As stated in the subject line, even when using the example data, there are discrepancies between the numerical values displayed in the web page analysis results and those in the downloaded CSV data.

The issue can be reproduced using the following steps:

  1. On the “Upload a gene expression table” screen, select “Mouse liver and Metadata” from “Try Example” and click “Submit”.

  2. On the “Data Quality Check” screen, do nothing and select “Proceed”.

  3. For “Missing value in metadata”, select “OK”.

  4. In “Data Filtering and Normalization,” set the Filtering parameters as shown in the figure, select TMM for Normalization, and click “Submit”.

  5. In “Differential Expression Analysis”, select DESeq2 for Statistical method. For “Study Design”, choose Treatment only under “Primary Factor”. Under “Comparison of Interest”, select “Specific comparison” as shown on the screen and click “Submit”.

  6. Click “Proceed” to view the results.

Here, on the webpage,
Cfdp1’s logFC is displayed as -1.5013 and Lpp’s logFC as 0.68775.

However, in the downloaded CSV file,
Cfdp1’s logFC is 0.68775 and Lpp’s logFC is -1.5013, reversed.

Upon closer inspection, these two rows are swapped.

Additionally, on the webpage,
Copz2’s logFC is -1.1236 and Gabpb2’s logFC is 0.70598.

However, in the downloaded CSV file,
Copz2’s logFC is 0.70598 and Gabpb2 is -1.1236.
Here too, the entire row’s values are swapped.

We would be grateful if you could deal with the issue.

Thank you for reporting the issue! While I am trying to fix the issue, I noticed that in both examples you provided the p-values are the same. Is that your experience in your own data analysis as well?

Regards,
Guangyan

We found discrepancies while analyzing our data. We can share it with you, provided the data remains confidential.

I have made changes to fix the issue, please give a try and let me know if it fixed it. If not, please send your dataset to my email: guangyan.zhou@xialab.ca

Thanks,
Guangyan

Unfortunately, it appears the issue has not yet been resolved.

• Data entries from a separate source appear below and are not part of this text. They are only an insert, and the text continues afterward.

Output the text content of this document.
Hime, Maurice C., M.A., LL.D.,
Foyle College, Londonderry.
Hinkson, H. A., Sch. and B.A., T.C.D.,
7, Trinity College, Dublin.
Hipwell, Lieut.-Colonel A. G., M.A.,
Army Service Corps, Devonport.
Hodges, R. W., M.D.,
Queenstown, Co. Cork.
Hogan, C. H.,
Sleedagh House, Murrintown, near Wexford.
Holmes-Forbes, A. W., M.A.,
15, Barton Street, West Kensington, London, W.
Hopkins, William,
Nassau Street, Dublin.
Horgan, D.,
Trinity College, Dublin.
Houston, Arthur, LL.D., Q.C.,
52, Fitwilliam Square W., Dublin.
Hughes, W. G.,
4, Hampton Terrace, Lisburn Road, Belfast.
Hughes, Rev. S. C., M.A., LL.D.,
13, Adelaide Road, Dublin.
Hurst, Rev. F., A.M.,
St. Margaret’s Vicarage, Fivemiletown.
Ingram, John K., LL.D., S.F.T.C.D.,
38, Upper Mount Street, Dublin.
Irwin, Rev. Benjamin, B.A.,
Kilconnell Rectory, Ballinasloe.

As you pointed out, swapping occurs within rows sharing the same adjusted p-value.
Furthermore, there appears to be a consistent pattern: in the CSV data, when adjusted p-values are identical, the unadjusted (original) p-values with smaller values appear first, followed by those with larger values.

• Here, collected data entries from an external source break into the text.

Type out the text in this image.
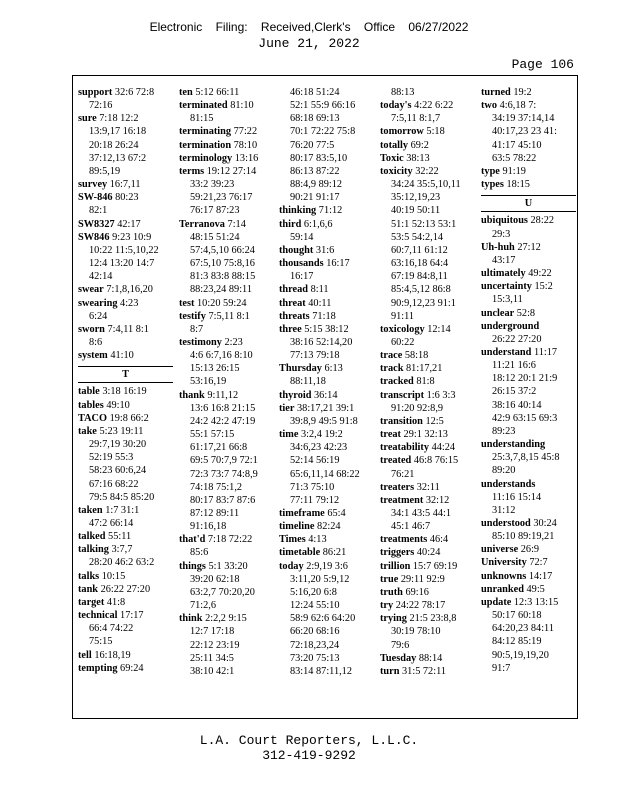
Electronic Filing: Received,Clerk's Office 06/27/2022
June 21, 2022
Page 106
support 32:6 72:8
72:16
sure 7:18 12:2
13:9,17 16:18
20:18 26:24
37:12,13 67:2
89:5,19
survey 16:7,11
SW-846 80:23
82:1
SW8327 42:17
SW846 9:23 10:9
10:22 11:5,10,22
12:4 13:20 14:7
42:14
swear 7:1,8,16,20
swearing 4:23
6:24
sworn 7:4,11 8:1
8:6
system 41:10
T
table 3:18 16:19
tables 49:10
TACO 19:8 66:2
take 5:23 19:11
29:7,19 30:20
52:19 55:3
58:23 60:6,24
67:16 68:22
79:5 84:5 85:20
taken 1:7 31:1
47:2 66:14
talked 55:11
talking 3:7,7
28:20 46:2 63:2
talks 10:15
tank 26:22 27:20
target 41:8
technical 17:17
66:4 74:22
75:15
tell 16:18,19
tempting 69:24
ten 5:12 66:11
terminated 81:10
81:15
terminating 77:22
termination 78:10
terminology 13:16
terms 19:12 27:14
33:2 39:23
59:21,23 76:17
76:17 87:23
Terranova 7:14
48:15 51:24
57:4,5,10 66:24
67:5,10 75:8,16
81:3 83:8 88:15
88:23,24 89:11
test 10:20 59:24
testify 7:5,11 8:1
8:7
testimony 2:23
4:6 6:7,16 8:10
15:13 26:15
53:16,19
thank 9:11,12
13:6 16:8 21:15
24:2 42:2 47:19
55:1 57:15
61:17,21 66:8
69:5 70:7,9 72:1
72:3 73:7 74:8,9
74:18 75:1,2
80:17 83:7 87:6
87:12 89:11
91:16,18
that'd 7:18 72:22
85:6
things 5:1 33:20
39:20 62:18
63:2,7 70:20,20
71:2,6
think 2:2,2 9:15
12:7 17:18
22:12 23:19
25:11 34:5
38:10 42:1
46:18 51:24
52:1 55:9 66:16
68:18 69:13
70:1 72:22 75:8
76:20 77:5
80:17 83:5,10
86:13 87:22
88:4,9 89:12
90:21 91:17
thinking 71:12
third 6:1,6,6
59:14
thought 31:6
thousands 16:17
16:17
thread 8:11
threat 40:11
threats 71:18
three 5:15 38:12
38:16 52:14,20
77:13 79:18
Thursday 6:13
88:11,18
thyroid 36:14
tier 38:17,21 39:1
39:8,9 49:5 91:8
time 3:2,4 19:2
34:6,23 42:23
52:14 56:19
65:6,11,14 68:22
71:3 75:10
77:11 79:12
timeframe 65:4
timeline 82:24
Times 4:13
timetable 86:21
today 2:9,19 3:6
3:11,20 5:9,12
5:16,20 6:8
12:24 55:10
58:9 62:6 64:20
66:20 68:16
72:18,23,24
73:20 75:13
83:14 87:11,12
88:13
today's 4:22 6:22
7:5,11 8:1,7
tomorrow 5:18
totally 69:2
Toxic 38:13
toxicity 32:22
34:24 35:5,10,11
35:12,19,23
40:19 50:11
51:1 52:13 53:1
53:5 54:2,14
60:7,11 61:12
63:16,18 64:4
67:19 84:8,11
85:4,5,12 86:8
90:9,12,23 91:1
91:11
toxicology 12:14
60:22
trace 58:18
track 81:17,21
tracked 81:8
transcript 1:6 3:3
91:20 92:8,9
transition 12:5
treat 29:1 32:13
treatability 44:24
treated 46:8 76:15
76:21
treaters 32:11
treatment 32:12
34:1 43:5 44:1
45:1 46:7
treatments 46:4
triggers 40:24
trillion 15:7 69:19
true 29:11 92:9
truth 69:16
try 24:22 78:17
trying 21:5 23:8,8
30:19 78:10
79:6
Tuesday 88:14
turn 31:5 72:11
turned 19:2
two 4:6,18 7:
34:19 37:14,14
40:17,23 23 41:
41:17 45:10
63:5 78:22
type 91:19
types 18:15
U
ubiquitous 28:22
29:3
Uh-huh 27:12
43:17
ultimately 49:22
uncertainty 15:2
15:3,11
unclear 52:8
underground
26:22 27:20
understand 11:17
11:21 16:6
18:12 20:1 21:9
26:15 37:2
38:16 40:14
42:9 63:15 69:3
89:23
understanding
25:3,7,8,15 45:8
89:20
understands
11:16 15:14
31:12
understood 30:24
85:10 89:19,21
universe 26:9
University 72:7
unknowns 14:17
unranked 49:5
update 12:3 13:15
50:17 60:18
64:20,23 84:11
84:12 85:19
90:5,19,19,20
91:7
L.A. Court Reporters, L.L.C.
312-419-9292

In the analysis of Mouse liver RNAseq data that I created and presented, Gm20594 (row 2) and Pfdn5 (row 3) both have an adjusted p-value of 1.9136E-65, yet no row swapping occurs. Upon closer inspection, the webpage shows Gm20594’s original p-value as 4.2165999999999994E-69 and Pfdn5’s original p-value as 4.3662999999999996E-69. Since Gm20594’s original p-value was smaller than Pfdn5’s, it appears no row swapping occurred.


capture12

This becomes clear when examining the three rows with identical adjusted p-values: Luc7l2 (row 308), Acadl (row 309), and Nr2f6 (row 310) all share an adjusted p-value of 3.1043E-10. Looking at their original p-values: Luc7l2 is 7.3192E-12, Acadl is 7.3186E-12, and Nr2f6 is 7.2767E-12. When sorted by original p-value from smallest to largest, the order is Nr2f6 < Acadl < Luc7l2. In the downloaded CSV data, the rows are swapped in this order. That is, the rows for Nr2f6 and Luc7l2 are swapped, but Acadl is consistent between the webpage and the CSV data.


capture14

It appears that either an unintended sort is occurring in the CSV data (based on the original p-values), or the sort that should be performed on the webpage data is not being done.

We will send you our data via private email. We hope it will be helpful.